Uncovering the Role of RNA Modifications in the Paraspeckle
Project Number1F31CA281173-01
Contact PI/Project LeaderWILSON, LAUREN
Awardee OrganizationYALE UNIVERSITY
Description
Abstract Text
PROJECT SUMMARY
RNA modifications are chemical changes made to transcripts that can regulate their processing, structure, and
stability. Recent advances in modification detection techniques have revealed the presence of RNA
modifications in mRNA and lncRNA, expanding the known regulatory potential of these modifications beyond
their canonical roles in tRNA and rRNA. RNA modifications have been found to modulate the expression of
oncogenes and tumor suppressors alike, demonstrating the need to better understand the basic mechanisms
of this process so that specific and effective cancer therapeutics can be developed. A critical gap in the
literature is the spatial context of modified transcripts; many studies use RNA from whole cells and may miss
key mechanisms by averaging the effects of RNA modifications across the transcriptome. I will bring a new
perspective to RNA modification biology by focusing my work on a single subcellular context: the paraspeckle.

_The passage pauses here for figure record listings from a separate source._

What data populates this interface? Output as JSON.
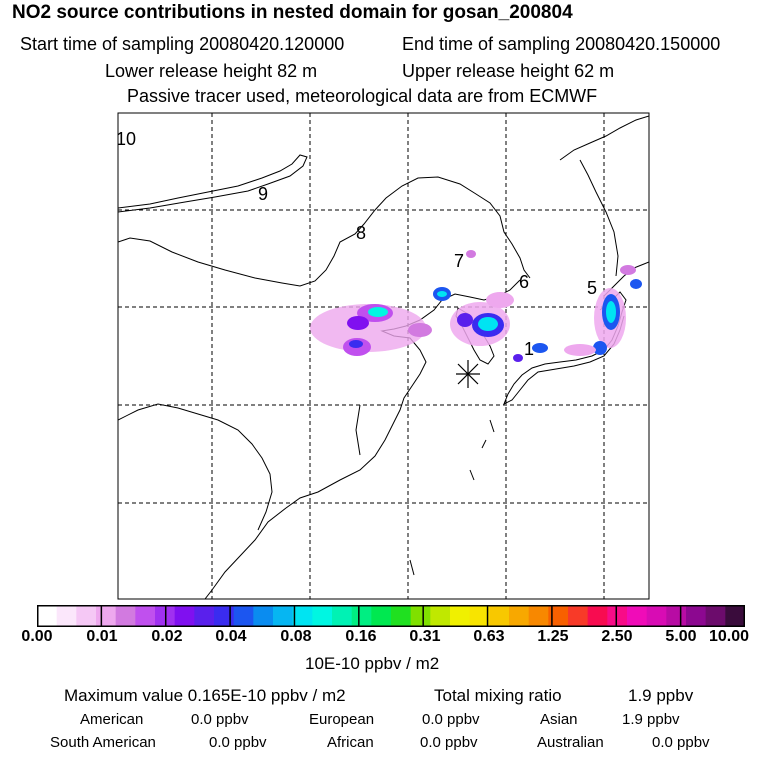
{
  "header": {
    "title": "NO2 source contributions in nested domain for gosan_200804",
    "start_time": "Start time of sampling 20080420.120000",
    "end_time": "End time of sampling 20080420.150000",
    "lower_release": "Lower release height   82 m",
    "upper_release": "Upper release height   62 m",
    "tracer_note": "Passive tracer used, meteorological data are from ECMWF"
  },
  "map": {
    "contour_labels": [
      "10",
      "9",
      "8",
      "7",
      "6",
      "5",
      "1"
    ],
    "receptor_marker": "asterisk"
  },
  "legend": {
    "colors": [
      "#ffffff",
      "#fbe7fb",
      "#f5c8f5",
      "#eea8ee",
      "#d27ae0",
      "#c050ee",
      "#a030f0",
      "#8010f0",
      "#5a20ec",
      "#3a2cf0",
      "#1c56f0",
      "#0a8cf0",
      "#06b6f2",
      "#00e4f2",
      "#00f6e2",
      "#00f2b4",
      "#00ee82",
      "#00e850",
      "#20e020",
      "#80e000",
      "#c0e800",
      "#f0f000",
      "#f8e400",
      "#f8c800",
      "#f8a800",
      "#f88800",
      "#f86000",
      "#f83a28",
      "#f80c50",
      "#f80c88",
      "#f00cb8",
      "#d80cb4",
      "#b80ca4",
      "#8c0890",
      "#6c0c6c",
      "#3a0c3c"
    ],
    "tick_labels": [
      "0.00",
      "0.01",
      "0.02",
      "0.04",
      "0.08",
      "0.16",
      "0.31",
      "0.63",
      "1.25",
      "2.50",
      "5.00",
      "10.00"
    ],
    "unit": "10E-10 ppbv / m2"
  },
  "stats": {
    "maximum_value": "Maximum value  0.165E-10 ppbv / m2",
    "total_label": "Total mixing ratio",
    "total_value": "1.9 ppbv",
    "regions": [
      {
        "name": "American",
        "value": "0.0 ppbv"
      },
      {
        "name": "European",
        "value": "0.0 ppbv"
      },
      {
        "name": "Asian",
        "value": "1.9 ppbv"
      },
      {
        "name": "South American",
        "value": "0.0 ppbv"
      },
      {
        "name": "African",
        "value": "0.0 ppbv"
      },
      {
        "name": "Australian",
        "value": "0.0 ppbv"
      }
    ]
  }
}
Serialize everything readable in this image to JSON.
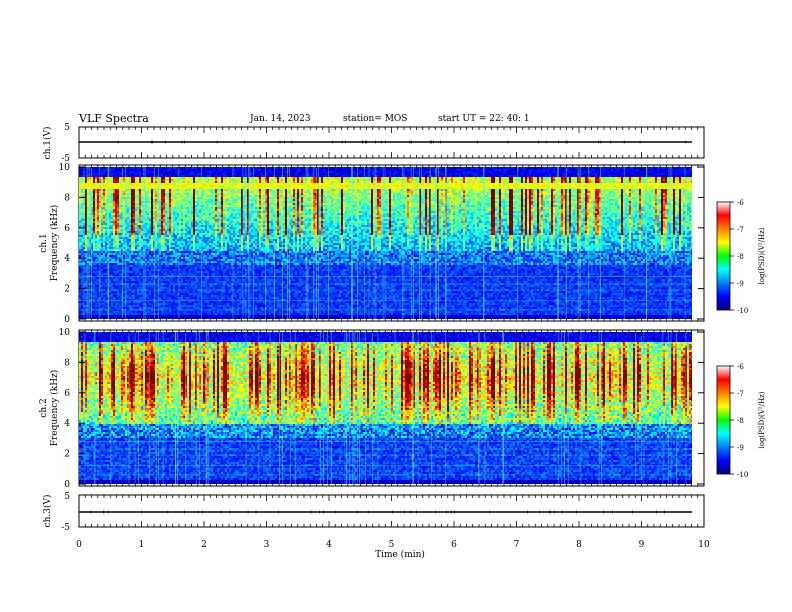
{
  "header": {
    "title": "VLF Spectra",
    "date": "Jan. 14, 2023",
    "station": "station= MOS",
    "start": "start  UT  =   22: 40: 1"
  },
  "chart_data": [
    {
      "type": "line",
      "name": "ch1-voltage",
      "ylabel": "ch.1(V)",
      "ylim": [
        -5,
        5
      ],
      "yticks": [
        "5",
        "-5"
      ],
      "xlim": [
        0,
        10
      ],
      "x": [
        0,
        9.8
      ],
      "y": [
        -1,
        -1
      ]
    },
    {
      "type": "heatmap",
      "name": "ch1-spectrogram",
      "ylabel_line1": "ch.1",
      "ylabel_line2": "Frequency (kHz)",
      "ylim": [
        0,
        10
      ],
      "yticks": [
        "0",
        "2",
        "4",
        "6",
        "8",
        "10"
      ],
      "xlim": [
        0,
        9.8
      ],
      "colorbar": {
        "label": "log(PSD)(V²/Hz)",
        "range": [
          -10,
          -6
        ],
        "ticks": [
          "-6",
          "-7",
          "-8",
          "-9",
          "-10"
        ]
      }
    },
    {
      "type": "heatmap",
      "name": "ch2-spectrogram",
      "ylabel_line1": "ch.2",
      "ylabel_line2": "Frequency (kHz)",
      "ylim": [
        0,
        10
      ],
      "yticks": [
        "0",
        "2",
        "4",
        "6",
        "8",
        "10"
      ],
      "xlim": [
        0,
        9.8
      ],
      "colorbar": {
        "label": "log(PSD)(V²/Hz)",
        "range": [
          -10,
          -6
        ],
        "ticks": [
          "-6",
          "-7",
          "-8",
          "-9",
          "-10"
        ]
      }
    },
    {
      "type": "line",
      "name": "ch3-voltage",
      "ylabel": "ch.3(V)",
      "ylim": [
        -5,
        5
      ],
      "yticks": [
        "5",
        "-5"
      ],
      "xlim": [
        0,
        10
      ],
      "x": [
        0,
        9.8
      ],
      "y": [
        -1,
        -1
      ]
    }
  ],
  "xaxis": {
    "label": "Time (min)",
    "ticks": [
      "0",
      "1",
      "2",
      "3",
      "4",
      "5",
      "6",
      "7",
      "8",
      "9",
      "10"
    ]
  }
}
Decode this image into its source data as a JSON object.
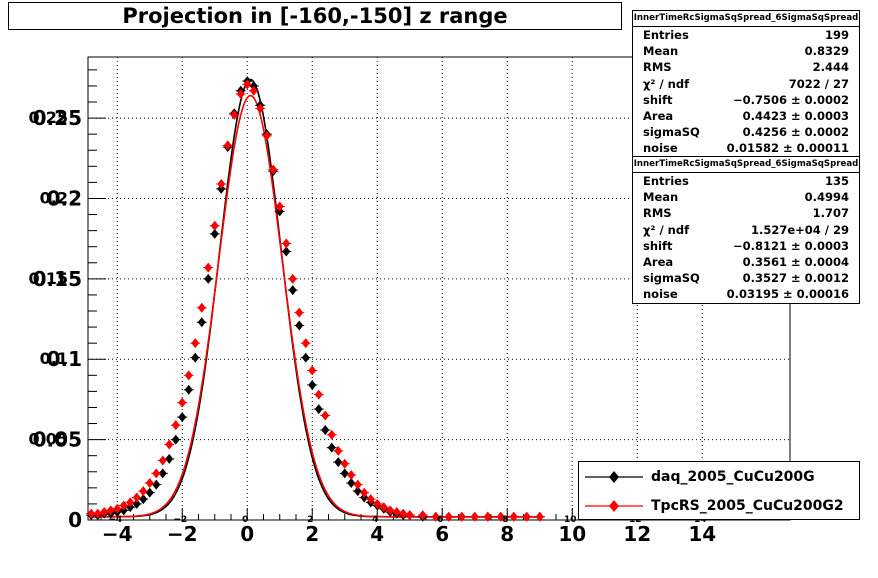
{
  "title": "Projection in [-160,-150] z range",
  "stats_boxes": [
    {
      "header": "InnerTimeRcSigmaSqSpread_6SigmaSqSpread",
      "rows": [
        {
          "label": "Entries",
          "value": "199"
        },
        {
          "label": "Mean",
          "value": "0.8329"
        },
        {
          "label": "RMS",
          "value": "2.444"
        },
        {
          "label": "χ² / ndf",
          "value": "7022 / 27"
        },
        {
          "label": "shift",
          "value": "−0.7506 ± 0.0002"
        },
        {
          "label": "Area",
          "value": "0.4423 ± 0.0003"
        },
        {
          "label": "sigmaSQ",
          "value": "0.4256 ± 0.0002"
        },
        {
          "label": "noise",
          "value": "0.01582 ± 0.00011"
        }
      ]
    },
    {
      "header": "InnerTimeRcSigmaSqSpread_6SigmaSqSpread",
      "rows": [
        {
          "label": "Entries",
          "value": "135"
        },
        {
          "label": "Mean",
          "value": "0.4994"
        },
        {
          "label": "RMS",
          "value": "1.707"
        },
        {
          "label": "χ² / ndf",
          "value": "1.527e+04 / 29"
        },
        {
          "label": "shift",
          "value": "−0.8121 ± 0.0003"
        },
        {
          "label": "Area",
          "value": "0.3561 ± 0.0004"
        },
        {
          "label": "sigmaSQ",
          "value": "0.3527 ± 0.0012"
        },
        {
          "label": "noise",
          "value": "0.03195 ± 0.00016"
        }
      ]
    }
  ],
  "colors": {
    "series1": "#000000",
    "series2": "#ff0000",
    "grid": "#000000",
    "background": "#ffffff"
  },
  "chart_data": {
    "type": "scatter",
    "title": "Projection in [-160,-150] z range",
    "xlabel": "",
    "ylabel": "",
    "xlim": [
      -4.9,
      16.7
    ],
    "ylim": [
      0,
      0.288
    ],
    "grid": true,
    "legend_position": "bottom-right",
    "x_ticks": [
      -4,
      -2,
      0,
      2,
      4,
      6,
      8,
      10,
      12,
      14
    ],
    "x_tick_labels": [
      "−4",
      "−2",
      "0",
      "2",
      "4",
      "6",
      "8",
      "10",
      "12",
      "14"
    ],
    "x_small_labels": [
      "−4",
      "−2",
      "0",
      "2",
      "4",
      "6",
      "8",
      "10",
      "12",
      "14"
    ],
    "y_ticks": [
      0,
      0.05,
      0.1,
      0.15,
      0.2,
      0.25
    ],
    "y_tick_labels": [
      "0",
      "0.05",
      "0.1",
      "0.15",
      "0.2",
      "0.25"
    ],
    "y_overlay_labels": [
      "",
      "0.05",
      "0.1",
      "0.15",
      "0.2",
      "0.25"
    ],
    "series": [
      {
        "name": "daq_2005_CuCu200G",
        "color": "#000000",
        "marker": "diamond",
        "x": [
          -4.8,
          -4.6,
          -4.4,
          -4.2,
          -4.0,
          -3.8,
          -3.6,
          -3.4,
          -3.2,
          -3.0,
          -2.8,
          -2.6,
          -2.4,
          -2.2,
          -2.0,
          -1.8,
          -1.6,
          -1.4,
          -1.2,
          -1.0,
          -0.8,
          -0.6,
          -0.4,
          -0.2,
          0.0,
          0.2,
          0.4,
          0.6,
          0.8,
          1.0,
          1.2,
          1.4,
          1.6,
          1.8,
          2.0,
          2.2,
          2.4,
          2.6,
          2.8,
          3.0,
          3.2,
          3.4,
          3.6,
          3.8,
          4.0,
          4.2,
          4.4,
          4.6,
          4.8,
          5.0,
          5.4,
          5.8,
          6.2,
          6.6,
          7.0,
          7.4,
          7.8,
          8.2,
          8.6,
          9.0
        ],
        "y": [
          0.003,
          0.003,
          0.004,
          0.004,
          0.005,
          0.006,
          0.008,
          0.01,
          0.013,
          0.017,
          0.022,
          0.029,
          0.038,
          0.05,
          0.064,
          0.081,
          0.101,
          0.123,
          0.15,
          0.178,
          0.206,
          0.232,
          0.253,
          0.267,
          0.273,
          0.27,
          0.258,
          0.24,
          0.217,
          0.192,
          0.167,
          0.143,
          0.121,
          0.101,
          0.084,
          0.069,
          0.056,
          0.045,
          0.036,
          0.029,
          0.023,
          0.018,
          0.014,
          0.011,
          0.009,
          0.007,
          0.005,
          0.004,
          0.003,
          0.003,
          0.002,
          0.002,
          0.002,
          0.002,
          0.002,
          0.002,
          0.002,
          0.002,
          0.002,
          0.002
        ]
      },
      {
        "name": "TpcRS_2005_CuCu200G2",
        "color": "#ff0000",
        "marker": "diamond",
        "x": [
          -4.8,
          -4.6,
          -4.4,
          -4.2,
          -4.0,
          -3.8,
          -3.6,
          -3.4,
          -3.2,
          -3.0,
          -2.8,
          -2.6,
          -2.4,
          -2.2,
          -2.0,
          -1.8,
          -1.6,
          -1.4,
          -1.2,
          -1.0,
          -0.8,
          -0.6,
          -0.4,
          -0.2,
          0.0,
          0.2,
          0.4,
          0.6,
          0.8,
          1.0,
          1.2,
          1.4,
          1.6,
          1.8,
          2.0,
          2.2,
          2.4,
          2.6,
          2.8,
          3.0,
          3.2,
          3.4,
          3.6,
          3.8,
          4.0,
          4.2,
          4.4,
          4.6,
          4.8,
          5.0,
          5.4,
          5.8,
          6.2,
          6.6,
          7.0,
          7.4,
          7.8,
          8.2,
          8.6,
          9.0
        ],
        "y": [
          0.004,
          0.004,
          0.005,
          0.006,
          0.007,
          0.009,
          0.011,
          0.014,
          0.018,
          0.023,
          0.029,
          0.037,
          0.047,
          0.059,
          0.073,
          0.09,
          0.11,
          0.132,
          0.157,
          0.183,
          0.209,
          0.233,
          0.252,
          0.265,
          0.271,
          0.267,
          0.256,
          0.239,
          0.218,
          0.195,
          0.172,
          0.15,
          0.129,
          0.11,
          0.093,
          0.078,
          0.065,
          0.053,
          0.043,
          0.035,
          0.028,
          0.022,
          0.017,
          0.013,
          0.01,
          0.008,
          0.006,
          0.005,
          0.004,
          0.003,
          0.003,
          0.002,
          0.002,
          0.002,
          0.002,
          0.002,
          0.002,
          0.002,
          0.002,
          0.002
        ]
      }
    ],
    "fit_curves": [
      {
        "series": "daq_2005_CuCu200G",
        "color": "#000000",
        "peak_y": 0.272,
        "center_x": 0.1,
        "sigma": 0.95
      },
      {
        "series": "TpcRS_2005_CuCu200G2",
        "color": "#ff0000",
        "peak_y": 0.262,
        "center_x": 0.1,
        "sigma": 0.98
      }
    ]
  }
}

Paraspeckles are stress-inducible nuclear bodies that are assembled on the lncRNA NEAT1, and both this
transcript and the paraspeckle itself have been implicated in human cancers. I have used mass spectrometry
and sequencing to identify novel RNA modifications on NEAT1, and I hypothesize that these and other
modifications on NEAT1 contribute to the assembly of functional paraspeckles. Critically, my preliminary results
indicate that the modification profile of NEAT1 differs between cell lines, so I will perform experiments in lines
from two cancers marked by overexpression of NEAT1 and one where NEAT1 is downregulated, so that I can
look for common mechanisms as well as patterns in the differences between them. In Aim 1, I will focus on
NEAT1 directly. I propose the expansion of my current mass spectrometry and sequencing methods so that I
can assemble a more complete map of RNA modifications on NEAT1, including the validation and
quantification of modifications at single-base resolution. I will mutate identified modification sites, then measure
the effects on NEAT1 stability and isoform distribution by qPCR and effects on protein interactions through
crosslinking and proteomic analysis. In Aim 2, I will investigate the paraspeckle. I will use both an unbiased
genome-wide screen using a paraspeckle reporter system and a targeted microscopy screen of known RNA
modification enzymes to identify novel regulators of the paraspeckle. I will make catalytically inactive mutants
of the top hits from these screens and perform modification-sensitive RNA sequencing to determine whether
these enzymes are modifying NEAT1, other components of the paraspeckle, or upstream regulators, and use
fluorescence recovery after photobleaching to measure modification-specific changes in paraspeckle
dynamics. Together, these aims will discover and characterize RNA modifications that have a role in
paraspeckle formation, revealing insights in an unexplored area of RNA cell biology.
Public Health Relevance Statement
PROJECT NARRATIVE
Chemical modification of RNA is often misregulated in cancer, and whether the modifications promote or
suppress cancer progression can be specific to the cell-type and transcript. My work focuses on the long
noncoding RNA, NEAT1, and the nuclear body that it scaffolds, the paraspeckle, which have been studied in a
cancer context for over a decade but only recently examined for RNA modifications. My preliminary data
reveals unexplored, cell-line specific RNA modifications on NEAT1, and my proposed research will map and
determine the function of these and other RNA modifications on NEAT1 and the paraspeckle in cancer lines
with characteristic over- or under-expression of NEAT1.